O início do trabalho partiu de experimentos realizados no contexto de um projeto de pesquisa sobre ambientes de ensino/aprendizagem, no caso o sistema AMPLIA (VICCARI et al, 2003). Os primeiros questionamentos e necessidades sobre comunicação probabilística, além da verificação de que as linguagens de comunicação para agentes, não suportam este tipo de comunicação ocorreram durante o processo de pesquisa e desenvolvimento deste projeto.

Na verdade, a necessidade que os agentes possam compartilhar/comunicar conhecimentos probabilísticos está diretamente ligada ao processo de modelagem dos agentes do AMPLIA. A modelagem de comportamento dos agentes deste sistema é dependente de um processo complexo de interação, essencialmente uma forma de negociação, que ocorre dentro de um contexto de ensino-aprendizagem. Esta negociação, denominada de negociação pedagógica visa resolver os conflitos que possam ocorrer entre agentes envolvidos num processo de ensino-aprendizagem, utilizando exclusivamente estratégias de cunho pedagógico para a resolução destes conflitos.

Análises iniciais, apresentadas em (FLORES et al., 2003-a) (FLORES et al., 2003-b), indicaram que este processo de negociação pode analisado a partir do ponto de vista das expectativas dos participantes. Expectativas estas que podem ser relacionadas aos graus de confiança e credibilidade que os agentes envolvidos (no caso professores e alunos) devem tentar estabelecer durante o processo de negociação. Estas análises também mostraram que não só que este conceito de expectativa poderia ser interpretadas através de probabilidades subjetivas, mas que ele poderia ser expresso formalmente numa lógica modal probabilística muito similar a SLP. Estudos posteriores tem aprofundado (SEIXAS et al., 2003) (FLORES et al., 2004) a análise dos parâmetros de confiança e credibilidade dentro do processo de negociação pedagógica, através do uso de Redes Bayesianas que são capazes de modelar e inferir (mas ainda não negociar) estes parâmetros.
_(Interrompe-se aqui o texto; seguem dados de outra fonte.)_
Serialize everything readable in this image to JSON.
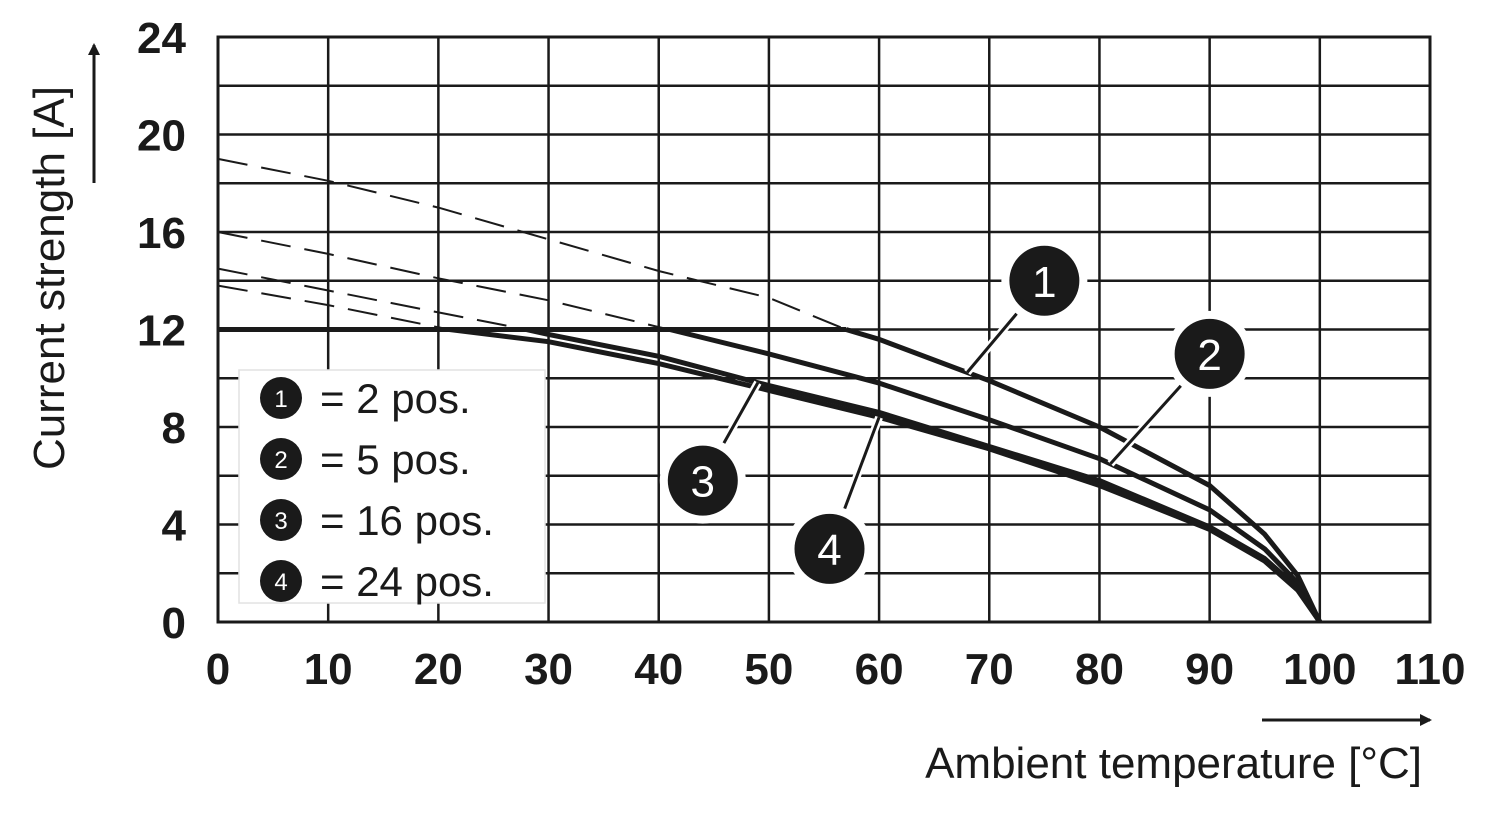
{
  "chart_data": {
    "type": "line",
    "xlabel": "Ambient temperature [°C]",
    "ylabel": "Current strength [A]",
    "xlim": [
      0,
      110
    ],
    "ylim": [
      0,
      24
    ],
    "x_ticks": [
      0,
      10,
      20,
      30,
      40,
      50,
      60,
      70,
      80,
      90,
      100,
      110
    ],
    "y_ticks": [
      0,
      4,
      8,
      12,
      16,
      20,
      24
    ],
    "x_tick_labels": [
      "0",
      "10",
      "20",
      "30",
      "40",
      "50",
      "60",
      "70",
      "80",
      "90",
      "100",
      "110"
    ],
    "y_tick_labels": [
      "0",
      "4",
      "8",
      "12",
      "16",
      "20",
      "24"
    ],
    "grid": true,
    "grid_x_step": 10,
    "grid_y_step": 2,
    "current_limit": 12,
    "legend_position": "left",
    "series": [
      {
        "id": "1",
        "label": "= 2 pos.",
        "points": [
          [
            0,
            19.0
          ],
          [
            10,
            18.1
          ],
          [
            20,
            17.0
          ],
          [
            30,
            15.7
          ],
          [
            40,
            14.4
          ],
          [
            50,
            13.3
          ],
          [
            57,
            12.0
          ],
          [
            60,
            11.6
          ],
          [
            70,
            9.9
          ],
          [
            80,
            8.0
          ],
          [
            90,
            5.6
          ],
          [
            95,
            3.6
          ],
          [
            98,
            1.9
          ],
          [
            100,
            0
          ]
        ],
        "label_point": [
          75,
          14.0
        ]
      },
      {
        "id": "2",
        "label": "= 5 pos.",
        "points": [
          [
            0,
            16.0
          ],
          [
            10,
            15.1
          ],
          [
            20,
            14.1
          ],
          [
            30,
            13.2
          ],
          [
            40,
            12.1
          ],
          [
            41,
            12.0
          ],
          [
            50,
            11.0
          ],
          [
            60,
            9.8
          ],
          [
            70,
            8.3
          ],
          [
            80,
            6.7
          ],
          [
            90,
            4.6
          ],
          [
            95,
            3.0
          ],
          [
            98,
            1.6
          ],
          [
            100,
            0
          ]
        ],
        "label_point": [
          90,
          11.0
        ]
      },
      {
        "id": "3",
        "label": "= 16 pos.",
        "points": [
          [
            0,
            14.5
          ],
          [
            10,
            13.6
          ],
          [
            20,
            12.7
          ],
          [
            28,
            12.0
          ],
          [
            30,
            11.8
          ],
          [
            40,
            10.9
          ],
          [
            50,
            9.7
          ],
          [
            60,
            8.6
          ],
          [
            70,
            7.2
          ],
          [
            80,
            5.8
          ],
          [
            90,
            3.9
          ],
          [
            95,
            2.6
          ],
          [
            98,
            1.4
          ],
          [
            100,
            0
          ]
        ],
        "label_point": [
          44,
          5.8
        ]
      },
      {
        "id": "4",
        "label": "= 24 pos.",
        "points": [
          [
            0,
            13.8
          ],
          [
            10,
            13.0
          ],
          [
            21,
            12.0
          ],
          [
            30,
            11.5
          ],
          [
            40,
            10.6
          ],
          [
            50,
            9.5
          ],
          [
            60,
            8.4
          ],
          [
            70,
            7.1
          ],
          [
            80,
            5.6
          ],
          [
            90,
            3.8
          ],
          [
            95,
            2.5
          ],
          [
            98,
            1.3
          ],
          [
            100,
            0
          ]
        ],
        "label_point": [
          55.5,
          3.0
        ]
      }
    ]
  }
}
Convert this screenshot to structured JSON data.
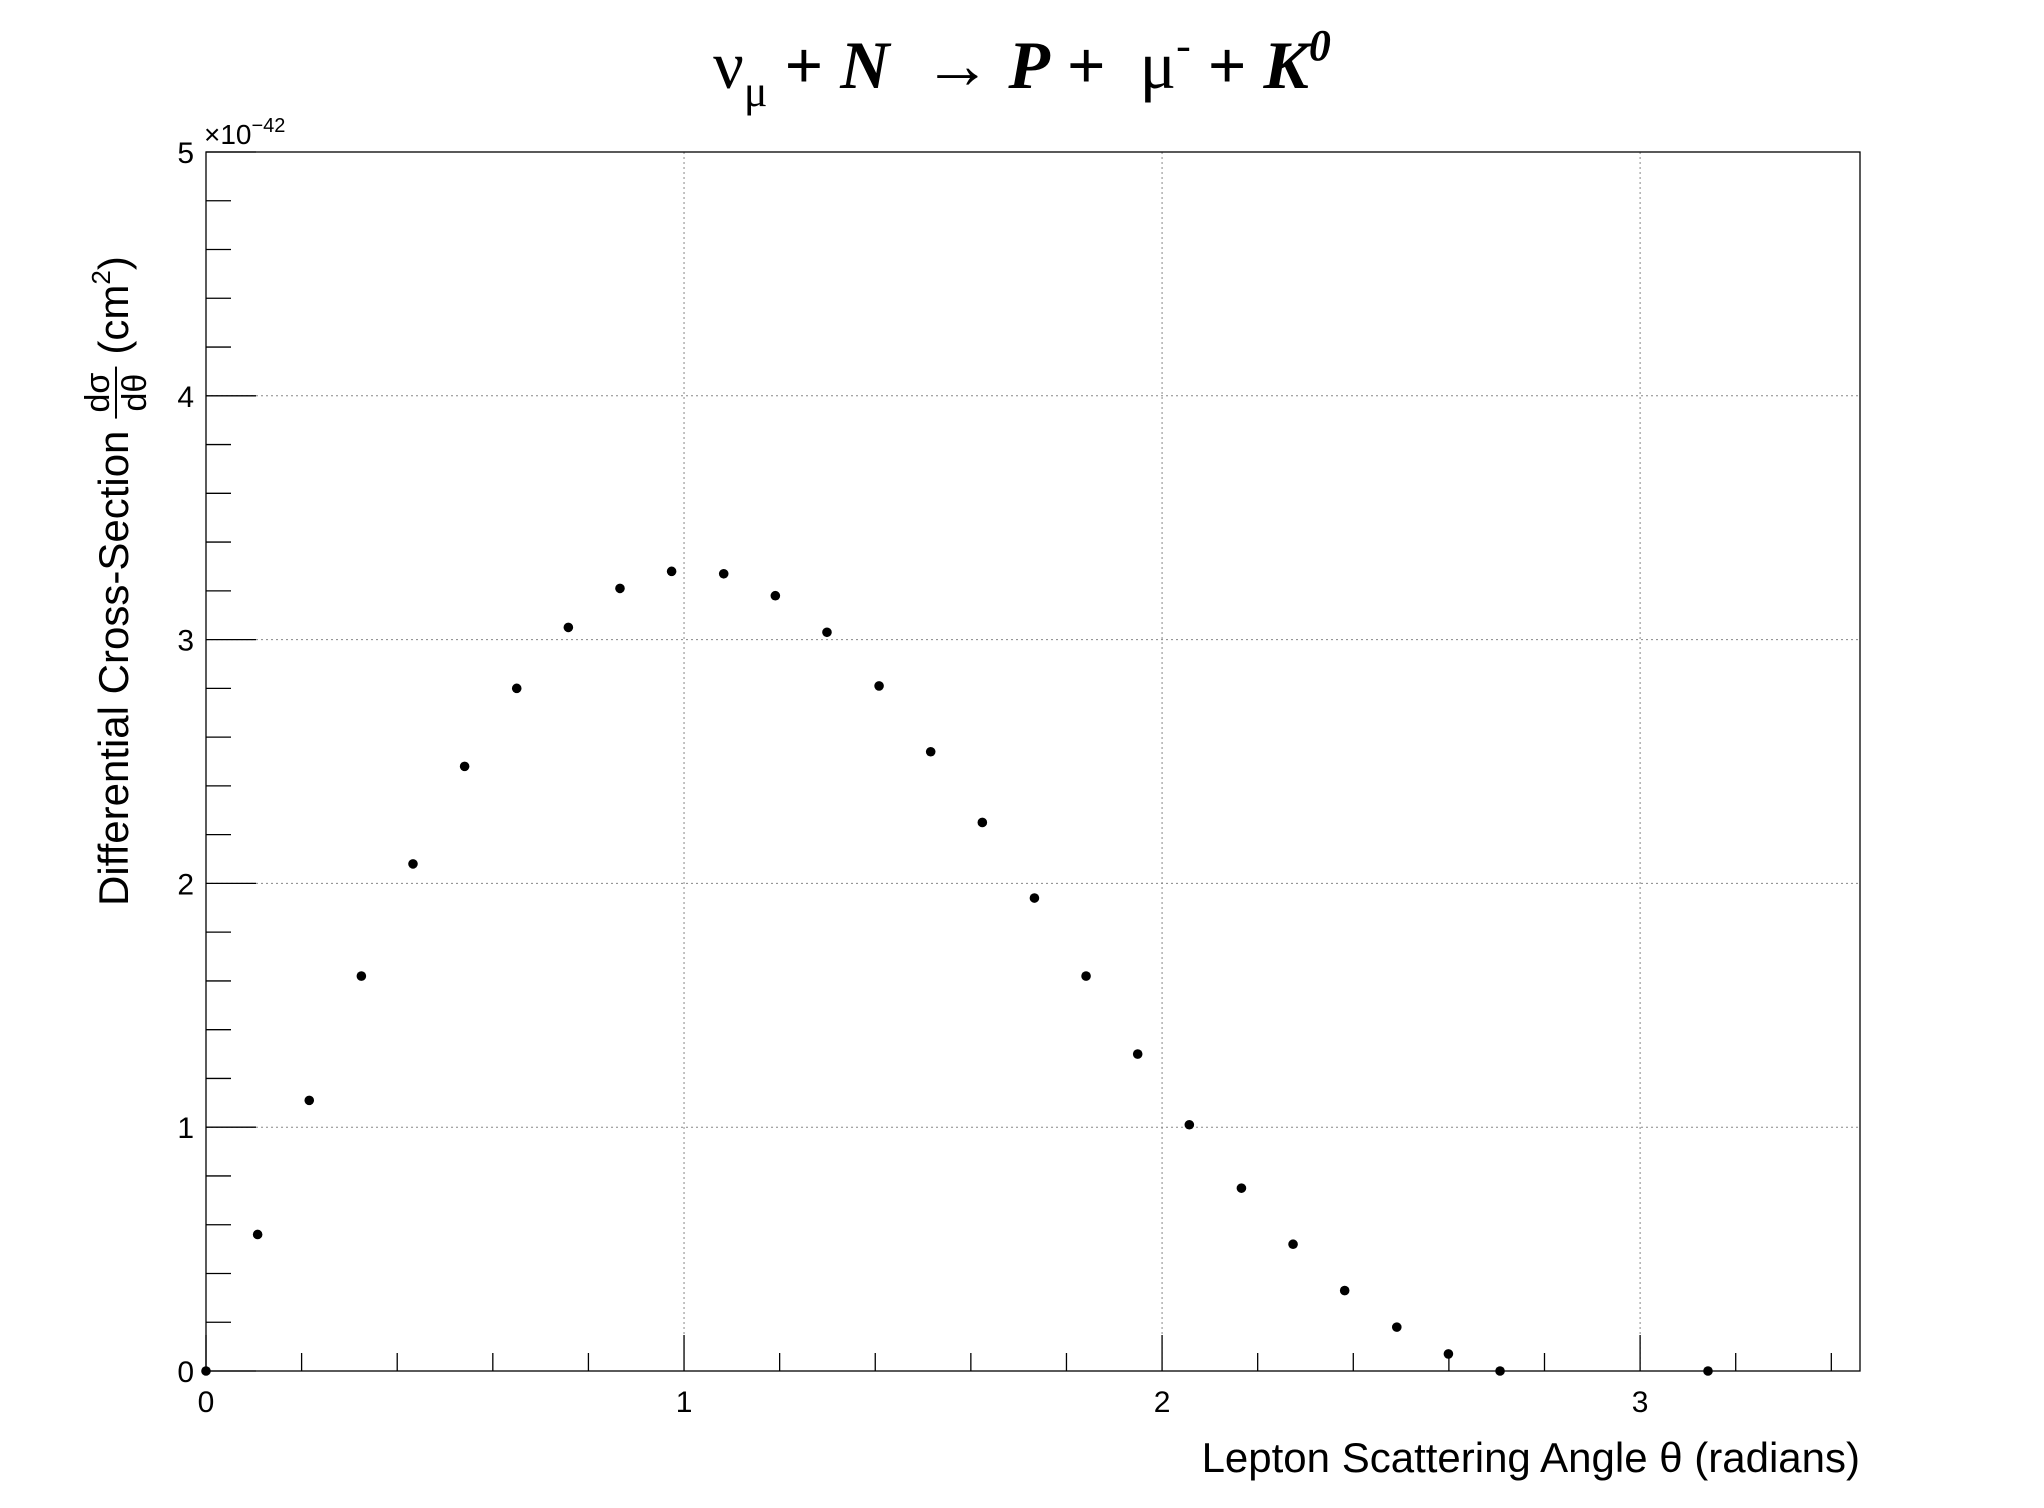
{
  "chart_data": {
    "type": "scatter",
    "title": {
      "parts": [
        {
          "text": "ν",
          "style": "normal"
        },
        {
          "text": "μ",
          "style": "sub"
        },
        {
          "text": " + ",
          "style": "bold"
        },
        {
          "text": "N",
          "style": "bolditalic"
        },
        {
          "text": "  → ",
          "style": "normal"
        },
        {
          "text": "P",
          "style": "bolditalic"
        },
        {
          "text": " +  ",
          "style": "bold"
        },
        {
          "text": "μ",
          "style": "normal"
        },
        {
          "text": "-",
          "style": "sup"
        },
        {
          "text": " + ",
          "style": "bold"
        },
        {
          "text": "K",
          "style": "bolditalic"
        },
        {
          "text": "0",
          "style": "supitalic"
        }
      ]
    },
    "xlabel": "Lepton Scattering Angle θ (radians)",
    "ylabel": {
      "prefix": "Differential Cross-Section",
      "frac_num": "dσ",
      "frac_den": "dθ",
      "unit_open": "(cm",
      "unit_exp": "2",
      "unit_close": ")"
    },
    "y_multiplier": {
      "base": "×10",
      "exponent": "−42"
    },
    "xlim": [
      0,
      3.46
    ],
    "ylim": [
      0,
      5
    ],
    "x_ticks": [
      0,
      1,
      2,
      3
    ],
    "y_ticks": [
      0,
      1,
      2,
      3,
      4,
      5
    ],
    "grid": true,
    "series": [
      {
        "marker": "dot",
        "color": "#000000",
        "points": [
          [
            0.0,
            0.0
          ],
          [
            0.108,
            0.56
          ],
          [
            0.216,
            1.11
          ],
          [
            0.325,
            1.62
          ],
          [
            0.433,
            2.08
          ],
          [
            0.541,
            2.48
          ],
          [
            0.65,
            2.8
          ],
          [
            0.758,
            3.05
          ],
          [
            0.866,
            3.21
          ],
          [
            0.974,
            3.28
          ],
          [
            1.083,
            3.27
          ],
          [
            1.191,
            3.18
          ],
          [
            1.299,
            3.03
          ],
          [
            1.408,
            2.81
          ],
          [
            1.516,
            2.54
          ],
          [
            1.624,
            2.25
          ],
          [
            1.733,
            1.94
          ],
          [
            1.841,
            1.62
          ],
          [
            1.949,
            1.3
          ],
          [
            2.057,
            1.01
          ],
          [
            2.166,
            0.75
          ],
          [
            2.274,
            0.52
          ],
          [
            2.382,
            0.33
          ],
          [
            2.491,
            0.18
          ],
          [
            2.599,
            0.07
          ],
          [
            2.707,
            0.0
          ],
          [
            3.142,
            0.0
          ]
        ]
      }
    ]
  }
}
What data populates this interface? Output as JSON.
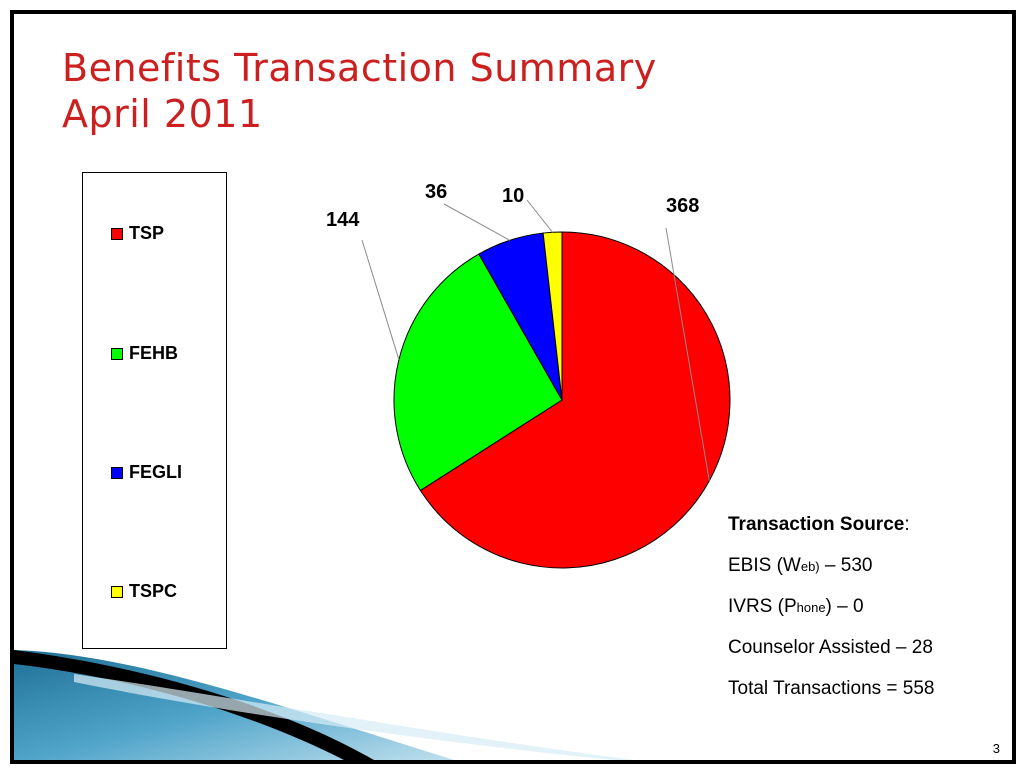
{
  "title": {
    "line1": "Benefits Transaction Summary",
    "line2": "April 2011",
    "color": "#cc1f1f"
  },
  "chart_data": {
    "type": "pie",
    "title": "",
    "categories": [
      "TSP",
      "FEHB",
      "FEGLI",
      "TSPC"
    ],
    "values": [
      368,
      144,
      36,
      10
    ],
    "colors": [
      "#ff0000",
      "#00ff00",
      "#0000ff",
      "#ffff00"
    ],
    "start_angle_deg": 0,
    "direction": "clockwise",
    "legend": {
      "position": "left",
      "items": [
        "TSP",
        "FEHB",
        "FEGLI",
        "TSPC"
      ]
    },
    "data_labels": [
      "368",
      "144",
      "36",
      "10"
    ]
  },
  "transaction_source": {
    "heading": "Transaction Source",
    "heading_suffix": ":",
    "ebis": {
      "prefix": "EBIS (W",
      "sub": "eb)",
      "suffix": " – 530"
    },
    "ivrs": {
      "prefix": "IVRS (P",
      "sub": "hone",
      "suffix": ") – 0"
    },
    "counselor": "Counselor Assisted – 28",
    "total": "Total Transactions = 558"
  },
  "page_number": "3"
}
Ainda assim, o processo de negociação pedagógica ainda está longe de ser claramente compreendido, pelo menos do ponto de vista formal. Certamente ele não chega ao grau de formalização e rigorismo de análise alcançado pelos mecanismos de negociação baseados em teorias econômicas de preferências e utilidades (ver Sandholm (1999) para mais detalhes sobre estes mecanismos).

Desta forma, espera-se que o instrumento formal definido nesta tese seja útil na compreensão e modelagem deste processo de negociação. Espera-se que a lógica SLP seja capaz de representar formalmente os conceitos e atividades envolvidas na negociação pedagógicas de acordo com os pontos de vista dos seus participantes. PACL seria utilizada na modelagem das interações que ocorrem entre estes participantes durante o processo de negociação. O diferencial que o instrumento formal proposto por esta tese traria em relação aos outros instrumentos é seu caráter unificador, que permitiria expressar em um único formalismo tanto aspectos puramente lógicos do processo de negociação, quanto às probabilidades vinculadas aos graus de confiança e credibilidade sendo negociados.